# Saddle sizing, 16.5" or 17" ?! 16hh horse.



## iloverains (Apr 1, 2011)

Hey guys,

I Ride in both a 16.5" and 17" saddles and both are comfortable, and fit my ponies etc.

My leg length and weight, and what everyone has said, from saddle fitters to shop keepers, that I'm 'supposed' to be in a 16.5"

I got this new horse, shes 16hh, none of my saddle fit her *sigh* so I'm buying a new one. 

What size should I get?! Would the 16.5" look small and funny on such a big horse. (yes I know I will get one that fits her etc. etc.) 

Does anyone have photo's of a 16.5" saddle on a 16hh-ish horse?! or bigger! 

Also, would the 16.5" help my seat and legs etc?!

Thanks!!


----------



## SaddleOnline (Oct 20, 2011)

Hello, 

In all honestly - you can't see that 1/2 inch from the ground.  No one WILL ever know your saddle size except for you and whoever you tell. Buy the saddle that you feel fits you appropriately and allows you to maintain your position comfortably. - Remember that the depth of the seats makes a difference in how they fit as well, a 16.5 from one manufacturer may fit better than a 17 (and feel larger) from a different manufacturer. 

Your seat size does not affect your horse in the slightest.


----------



## iloverains (Apr 1, 2011)

Thanks  I've seen a few people on big horses and small looking saddles, it looks weird and just not right, so I didn't want to look like that


----------



## Cacowgirl (Feb 19, 2011)

And a small horse w/a BIG saddle probably looks even funnier-LOL! Sorry, couldn't resist.


----------



## iloverains (Apr 1, 2011)

hahahhaa, yeah it would, but at least the small saddle on the big horse wouldn't hurt the horse, unlike the big saddle on a little horse, would hurt there back/coup.


----------



## usandpets (Jan 1, 2011)

The 16.5" or 17" refers to the size of the seat area.
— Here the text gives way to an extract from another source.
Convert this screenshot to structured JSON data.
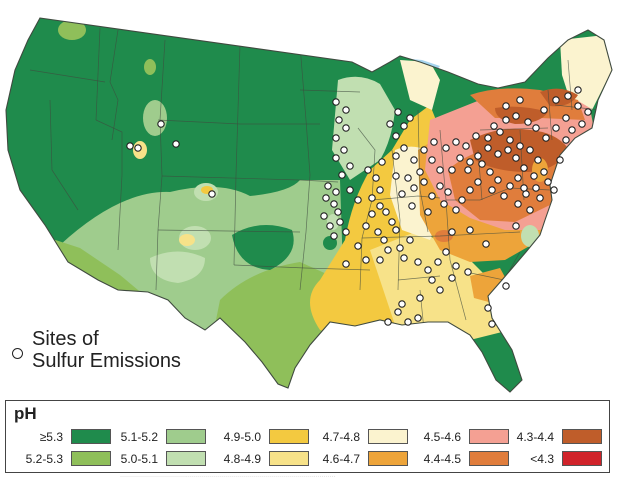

You can get different sizes of skirting depending on the saddle or who makes it.
_Posted via Mobile Device_


----------



## iloverains (Apr 1, 2011)

yeah i know.... :| I don't care about the skirting.


----------



## Idlepastures (Sep 5, 2011)

Are you talking english or western? (I don't know much about english sizing, so not sure.) But my best friends horse is 16.2 or so, and she rides in a 16 inch barrel saddle on him, and it looks good. My paint is 16hh, and I ride in both a 16.5 roper and a 17 in trail.


----------



## iloverains (Apr 1, 2011)

Sorry, I mean english, thanks though!


----------



## Idlepastures (Sep 5, 2011)

We had a girl riding with us for a while, and she rode the TB in a size 16 english saddle. ( she was a tiny girl!) But she rode with a big square pad, which I think makes a difference.


----------



## iloverains (Apr 1, 2011)

thanks!


----------



## loveyourhorse (Jun 17, 2011)

I have a 16.3hh tb mare and I ride her in a 16.5 inch and it looks fine 
_Posted via Mobile Device_


----------



## iloverains (Apr 1, 2011)

Do you have a photo of the saddle on her by any chance?!?!


----------



## loveyourhorse (Jun 17, 2011)

I just went through my pics and I do not. I can get one tomorrow for ya
_Posted via Mobile Device_


----------



## Rachel1786 (Nov 14, 2010)

I didn't read the replies,but 1/2" isn't really going to be noticeable, but since you asked, this is my 16hh TB wearing my 16.5" dressage saddle


----------



## sarahver (Apr 9, 2010)

I ride my girl (who is just over 16hh) in a 16.5 inch. It doesn't fit me amazingly but it fits her so we make it work :-o

So the first picture is an odd angle and please ignore her disdain for being led to the mounting block in the second picture.


----------



## iloverains (Apr 1, 2011)

Thanks for the picture guys!!  there great.


----------



## nicole25 (Jun 24, 2011)

I am with the other girls on here. My boy is a little over 16 HH and I am so tiny I need a 16.5 inch saddle. I do not think that it looks weird on him. As long as you fit and it fits your horse that is all that matters. Its about fit and comfort for you and your horse not other people opinions on what looks normal and what doesnt.


----------



## DuffyDuck (Sep 27, 2011)

If its your saddle for life, go for which ever you feel more comfortable in.. but if you reckon there may be a chance you have to sell that saddle for whatever reason, 17" sells better  
I had a 16.5 and a 17 of the same saddle... 16.5 took FOREVER to sell, 17 sold in two weeks.. sounds daft, and I couldn't see the reasoning behind it, but when your general rider looks for a saddle, 17 fits most!


----------



## With Grace (Oct 20, 2011)

Also keep in mind different saddle makers will feel different from saddle to saddle. I just purchased a Dressage saddle after trying out a bunch - some 17.5 were just as comfortable as a 17, which is what I had always ridden in. I even ended up buying the 17.5 because honestly it seemed exactly the same as another brand in a 17.


----------



## AlexS (Aug 9, 2010)

I ride in a 16.5", and my last horse was 16.2h. It didn't look any different than a 17" saddle.


----------



## iloverains (Apr 1, 2011)

Thanks everyone, Finally got to sit in the brand and style of saddle I want, 16.5" feels better!  now just have to fit my horses!


----------